Jupyter Notebooks#
Data analysis in Python benefits from an increasingly robust ecosystem of packages for scientific computing and plotting. The Jupyter notebook is one such tool. It has gained widespread use for conducting and presenting data analysis. Jupyter builds on the IPython project which began as a way to bring increased interactivity to data analysis in Python \citep{perez07} and has evolved to include an interactive notebook environment that seeks to enable the full trajectory of scientific computing from initial analysis and visualization, to collaboration, and through to publication. The project has expanded to enable a reproducible interactive computing environment for many other programming languages (such as R and Julia) and the language-agnostic parts of its architecture are known as Project Jupyter (http://jupyter.org). Jupyter notebooks allow for executable code, results, text and graphical output to coherently coexist in a single document. With these combined components, they are excellent tools both for conducting data analysis and presenting results.
To show some of what is possible in terms of data analysis using PmagPy in a notebook environment, we have created example notebooks that illustrate project workflows as well as notebooks that document many different PmagPy functions.

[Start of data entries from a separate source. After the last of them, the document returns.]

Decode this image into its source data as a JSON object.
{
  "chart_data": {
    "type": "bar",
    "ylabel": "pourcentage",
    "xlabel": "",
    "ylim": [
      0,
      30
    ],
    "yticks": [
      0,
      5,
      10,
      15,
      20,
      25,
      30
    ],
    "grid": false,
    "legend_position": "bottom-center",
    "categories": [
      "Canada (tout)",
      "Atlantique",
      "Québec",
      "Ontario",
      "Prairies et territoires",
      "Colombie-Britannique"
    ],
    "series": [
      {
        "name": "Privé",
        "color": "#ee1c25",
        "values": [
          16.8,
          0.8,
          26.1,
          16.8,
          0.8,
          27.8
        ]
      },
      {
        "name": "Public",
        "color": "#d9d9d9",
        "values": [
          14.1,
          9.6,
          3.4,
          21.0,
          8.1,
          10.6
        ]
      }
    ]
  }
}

that are available for download from this repository: PmagPy/2016_Tauxe-et-al_PmagPy_Notebooks. These notebooks can also be viewed as static webpages here: http://pmagpy.github.io/Example_PmagPy_Notebook.html and http://pmagpy.github.io/Additional_PmagPy_Examples.html.
The main example notebook (Example_PmagPy_Notebook.ipynb) combines data from two different studies for the sake of developing a mean paleomagnetic pole from the upper portion of a sequence of volcanics in the North American Midcontinent Rift \citep{halls74, swansonhysell14}. The two data files used within the notebook can be downloaded from the MagIC database. The digital object identifier (doi) search option allows for the data files to be readily located as https://earthref.org/MagIC/doi/10.1139/e74-113/ and https://earthref.org/MagIC/doi/10.1002/2013GC005180/. Downloading these data files from the database and putting them into folders within a local ‘Project Directory’ allows them to be accessed within the Jupyter notebook.

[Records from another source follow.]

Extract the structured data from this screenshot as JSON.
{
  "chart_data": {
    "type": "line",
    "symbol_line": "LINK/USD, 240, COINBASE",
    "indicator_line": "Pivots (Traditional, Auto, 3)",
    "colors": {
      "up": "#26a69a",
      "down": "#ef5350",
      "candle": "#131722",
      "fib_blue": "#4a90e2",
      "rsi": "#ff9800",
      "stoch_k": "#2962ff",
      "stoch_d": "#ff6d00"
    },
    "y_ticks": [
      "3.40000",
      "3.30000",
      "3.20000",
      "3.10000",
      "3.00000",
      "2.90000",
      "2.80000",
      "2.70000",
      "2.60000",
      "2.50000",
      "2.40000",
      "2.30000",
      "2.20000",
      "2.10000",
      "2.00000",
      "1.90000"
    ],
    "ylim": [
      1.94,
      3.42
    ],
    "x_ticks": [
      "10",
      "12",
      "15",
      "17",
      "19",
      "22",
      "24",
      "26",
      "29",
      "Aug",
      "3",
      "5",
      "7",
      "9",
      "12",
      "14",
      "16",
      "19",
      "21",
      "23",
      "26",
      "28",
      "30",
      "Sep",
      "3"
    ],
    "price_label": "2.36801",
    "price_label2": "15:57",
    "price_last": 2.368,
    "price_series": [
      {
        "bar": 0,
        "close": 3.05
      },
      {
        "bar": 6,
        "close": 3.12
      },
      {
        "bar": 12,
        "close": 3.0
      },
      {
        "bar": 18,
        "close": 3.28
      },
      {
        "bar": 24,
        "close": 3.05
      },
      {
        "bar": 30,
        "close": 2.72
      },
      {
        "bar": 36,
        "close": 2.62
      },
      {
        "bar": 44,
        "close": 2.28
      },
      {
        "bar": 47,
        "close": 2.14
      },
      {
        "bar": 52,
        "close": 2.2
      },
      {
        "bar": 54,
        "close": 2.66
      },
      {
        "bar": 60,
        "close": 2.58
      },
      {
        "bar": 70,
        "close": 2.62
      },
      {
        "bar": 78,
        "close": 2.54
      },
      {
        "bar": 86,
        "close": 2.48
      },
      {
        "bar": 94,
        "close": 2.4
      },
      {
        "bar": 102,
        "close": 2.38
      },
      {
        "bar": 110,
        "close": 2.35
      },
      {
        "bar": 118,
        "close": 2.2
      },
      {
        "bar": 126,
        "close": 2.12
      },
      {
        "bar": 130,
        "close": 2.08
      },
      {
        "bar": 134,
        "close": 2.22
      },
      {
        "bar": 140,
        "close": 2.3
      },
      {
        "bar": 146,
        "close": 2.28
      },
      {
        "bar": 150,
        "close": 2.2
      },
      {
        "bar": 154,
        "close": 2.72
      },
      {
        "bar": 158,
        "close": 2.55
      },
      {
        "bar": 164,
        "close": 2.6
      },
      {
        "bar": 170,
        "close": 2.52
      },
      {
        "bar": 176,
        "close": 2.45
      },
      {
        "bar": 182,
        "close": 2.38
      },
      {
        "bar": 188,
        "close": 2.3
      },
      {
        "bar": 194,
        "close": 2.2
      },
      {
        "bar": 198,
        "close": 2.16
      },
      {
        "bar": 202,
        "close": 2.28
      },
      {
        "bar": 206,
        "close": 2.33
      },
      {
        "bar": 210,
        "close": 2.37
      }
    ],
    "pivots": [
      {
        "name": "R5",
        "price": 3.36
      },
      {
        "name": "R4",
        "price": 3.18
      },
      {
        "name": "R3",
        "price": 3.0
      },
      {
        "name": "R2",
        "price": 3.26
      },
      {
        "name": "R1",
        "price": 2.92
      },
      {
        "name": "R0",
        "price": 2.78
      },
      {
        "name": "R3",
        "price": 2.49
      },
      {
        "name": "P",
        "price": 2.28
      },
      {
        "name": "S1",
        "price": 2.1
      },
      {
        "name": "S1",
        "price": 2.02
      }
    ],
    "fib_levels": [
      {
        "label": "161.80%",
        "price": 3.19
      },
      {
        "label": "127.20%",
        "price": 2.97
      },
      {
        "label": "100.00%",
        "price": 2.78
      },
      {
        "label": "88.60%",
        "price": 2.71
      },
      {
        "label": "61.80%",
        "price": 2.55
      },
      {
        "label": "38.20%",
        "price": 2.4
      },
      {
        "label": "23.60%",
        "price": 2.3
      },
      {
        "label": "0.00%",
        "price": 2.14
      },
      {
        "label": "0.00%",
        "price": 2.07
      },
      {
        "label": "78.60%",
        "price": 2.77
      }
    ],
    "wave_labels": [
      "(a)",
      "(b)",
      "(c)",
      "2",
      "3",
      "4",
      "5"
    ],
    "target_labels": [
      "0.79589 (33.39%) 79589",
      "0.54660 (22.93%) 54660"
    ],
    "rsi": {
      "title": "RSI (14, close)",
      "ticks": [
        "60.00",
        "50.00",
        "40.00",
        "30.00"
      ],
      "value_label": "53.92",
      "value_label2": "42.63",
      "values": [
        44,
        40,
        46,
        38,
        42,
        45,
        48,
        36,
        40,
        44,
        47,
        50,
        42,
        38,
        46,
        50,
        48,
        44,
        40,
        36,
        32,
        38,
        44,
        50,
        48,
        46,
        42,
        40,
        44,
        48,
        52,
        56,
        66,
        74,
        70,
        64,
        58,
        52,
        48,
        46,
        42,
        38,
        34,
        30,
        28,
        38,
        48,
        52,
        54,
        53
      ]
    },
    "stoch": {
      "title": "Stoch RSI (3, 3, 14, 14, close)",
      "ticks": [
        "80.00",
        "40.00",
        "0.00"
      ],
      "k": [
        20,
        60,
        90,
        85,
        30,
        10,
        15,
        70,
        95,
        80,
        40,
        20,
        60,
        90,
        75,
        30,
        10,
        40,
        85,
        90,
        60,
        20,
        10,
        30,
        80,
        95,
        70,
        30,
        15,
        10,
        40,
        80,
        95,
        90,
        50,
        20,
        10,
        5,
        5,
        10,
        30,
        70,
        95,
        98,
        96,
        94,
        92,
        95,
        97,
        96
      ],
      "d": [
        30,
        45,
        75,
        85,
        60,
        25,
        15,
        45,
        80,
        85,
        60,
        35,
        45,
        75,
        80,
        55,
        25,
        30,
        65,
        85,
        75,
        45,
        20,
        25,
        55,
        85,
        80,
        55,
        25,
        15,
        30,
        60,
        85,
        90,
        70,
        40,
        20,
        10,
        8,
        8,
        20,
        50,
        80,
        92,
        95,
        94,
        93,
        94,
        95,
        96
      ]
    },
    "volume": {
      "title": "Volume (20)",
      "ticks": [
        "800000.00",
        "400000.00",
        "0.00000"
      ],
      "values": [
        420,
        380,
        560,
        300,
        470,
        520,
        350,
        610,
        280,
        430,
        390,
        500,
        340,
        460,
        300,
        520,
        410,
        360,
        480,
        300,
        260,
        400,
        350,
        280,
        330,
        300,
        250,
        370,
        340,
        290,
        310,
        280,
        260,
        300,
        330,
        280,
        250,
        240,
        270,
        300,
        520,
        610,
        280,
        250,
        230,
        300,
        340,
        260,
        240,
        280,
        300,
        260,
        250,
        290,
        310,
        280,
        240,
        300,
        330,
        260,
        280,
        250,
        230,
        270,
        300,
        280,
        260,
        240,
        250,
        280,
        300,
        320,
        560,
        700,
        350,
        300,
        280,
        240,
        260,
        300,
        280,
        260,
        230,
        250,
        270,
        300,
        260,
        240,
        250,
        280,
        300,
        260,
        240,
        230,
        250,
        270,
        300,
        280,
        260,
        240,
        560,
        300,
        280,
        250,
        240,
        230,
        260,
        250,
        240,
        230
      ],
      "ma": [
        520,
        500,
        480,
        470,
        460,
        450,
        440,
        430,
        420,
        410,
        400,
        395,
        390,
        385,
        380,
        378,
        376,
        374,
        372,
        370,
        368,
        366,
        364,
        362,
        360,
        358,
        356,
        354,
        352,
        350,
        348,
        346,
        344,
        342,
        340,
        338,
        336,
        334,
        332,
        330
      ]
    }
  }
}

Within the example notebook, these data are unpacked into their respective MagIC formatted tab delimited data files. The data are then loaded into dataframes and filtered using several different criteria (stratigraphic height and polarity). Several functions from the ipmag module are used for making equal area projections and calculating statistics. In addition to combining the data sets to calculate the mean pole, the code in the notebook conducts a bootstrap fold test on the data using the approach of \cite{tauxe94} as well as a common mean test. The data recombinations and calculations done in this notebook are examples of portions of the data analysis workflow which are often difficult to document and reproduce. The examples illustrate a small sliver of the potential for the use of notebooks for data manipulation and analysis of paleomagnetic data. Additional functionality available within PmagPy is demonstrated within the additional PmagPy examples notebook (Additional_PmagPy_Examples.ipynb) as small vignettes of example code. Functions related to paleomagnetic and rock magnetic data analysis are shown as examples. The notebook also illustrates some of the interactivity that can be built into the notebook utilizing IPython widgets.

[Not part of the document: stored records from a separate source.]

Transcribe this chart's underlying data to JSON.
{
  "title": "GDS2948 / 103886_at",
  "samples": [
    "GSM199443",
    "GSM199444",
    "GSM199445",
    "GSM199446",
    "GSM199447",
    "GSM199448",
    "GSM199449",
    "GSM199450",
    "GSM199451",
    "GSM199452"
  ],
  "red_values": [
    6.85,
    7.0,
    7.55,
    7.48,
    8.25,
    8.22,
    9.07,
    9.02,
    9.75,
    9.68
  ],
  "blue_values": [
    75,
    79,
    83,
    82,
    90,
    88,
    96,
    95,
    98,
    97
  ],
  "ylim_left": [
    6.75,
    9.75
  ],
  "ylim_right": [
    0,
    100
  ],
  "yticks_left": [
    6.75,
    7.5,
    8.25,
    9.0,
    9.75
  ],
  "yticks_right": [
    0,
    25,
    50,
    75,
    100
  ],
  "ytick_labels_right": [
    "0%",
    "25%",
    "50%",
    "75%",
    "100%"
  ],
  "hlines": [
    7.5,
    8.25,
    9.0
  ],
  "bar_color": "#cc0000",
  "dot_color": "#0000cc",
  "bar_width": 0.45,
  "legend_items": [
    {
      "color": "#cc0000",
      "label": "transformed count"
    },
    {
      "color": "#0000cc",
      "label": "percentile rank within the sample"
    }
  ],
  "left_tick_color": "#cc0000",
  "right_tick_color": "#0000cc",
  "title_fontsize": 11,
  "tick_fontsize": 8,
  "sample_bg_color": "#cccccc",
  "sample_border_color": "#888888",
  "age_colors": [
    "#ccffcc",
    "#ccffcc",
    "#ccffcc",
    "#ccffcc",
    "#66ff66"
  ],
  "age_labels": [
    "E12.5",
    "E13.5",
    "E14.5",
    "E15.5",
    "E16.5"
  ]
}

If you want to to run the example notebook interactively, you’ll need to follow these steps:
Install Python and PmagPy
Open your command line
Clone the notebook repository:
git clone https://github.com/PmagPy/2016_Tauxe-et-al_PmagPy_Notebooks cd 2016_Tauxe-et-al_PmagPy_Notebooks jupyter notebook
This will open up a local IPython server in your default web browser. Click on Example_PmagPy_notebook.ipynb to open and edit the main example notebook. You will see something like this:
Notebooks are constructed as a series of ‘cells’ which can be text or code. To view the ‘source’ of a text cell, just click on it. To render it, click on the ‘run’ button (sideways triangle on the toolbar). Similarly, to run the code in a code cell, click on the cell and then the ‘run’ button (or use the shift+enter short cut). To execute the entire notebook, click on the ‘Cell’ button and choose ’Run All’.
Now you are ready to look at some data. In the code block under the heading ‘Reading data from MagIC format results files’, data are read in from a file downloaded and unpacked from the MagIC database. The notebook shows how to read in the data into a pandas DataFrame, and plot the directions on an equal area projection:
There are several other tricks shown off in the notebook, which should be enough to get you started using ipmag in a Python notebook environment. Conducting data analysis using PmagPy in a notebook allows for the underlying code of statistical tests to be available and for the decisions made in the specific implementation of such tests to be transparently presented.
Although there is much much more to do in Python, this documentation is aimed at getting and using PmagPy, so that’s it for this chapter. Congratulations if you made it to the end!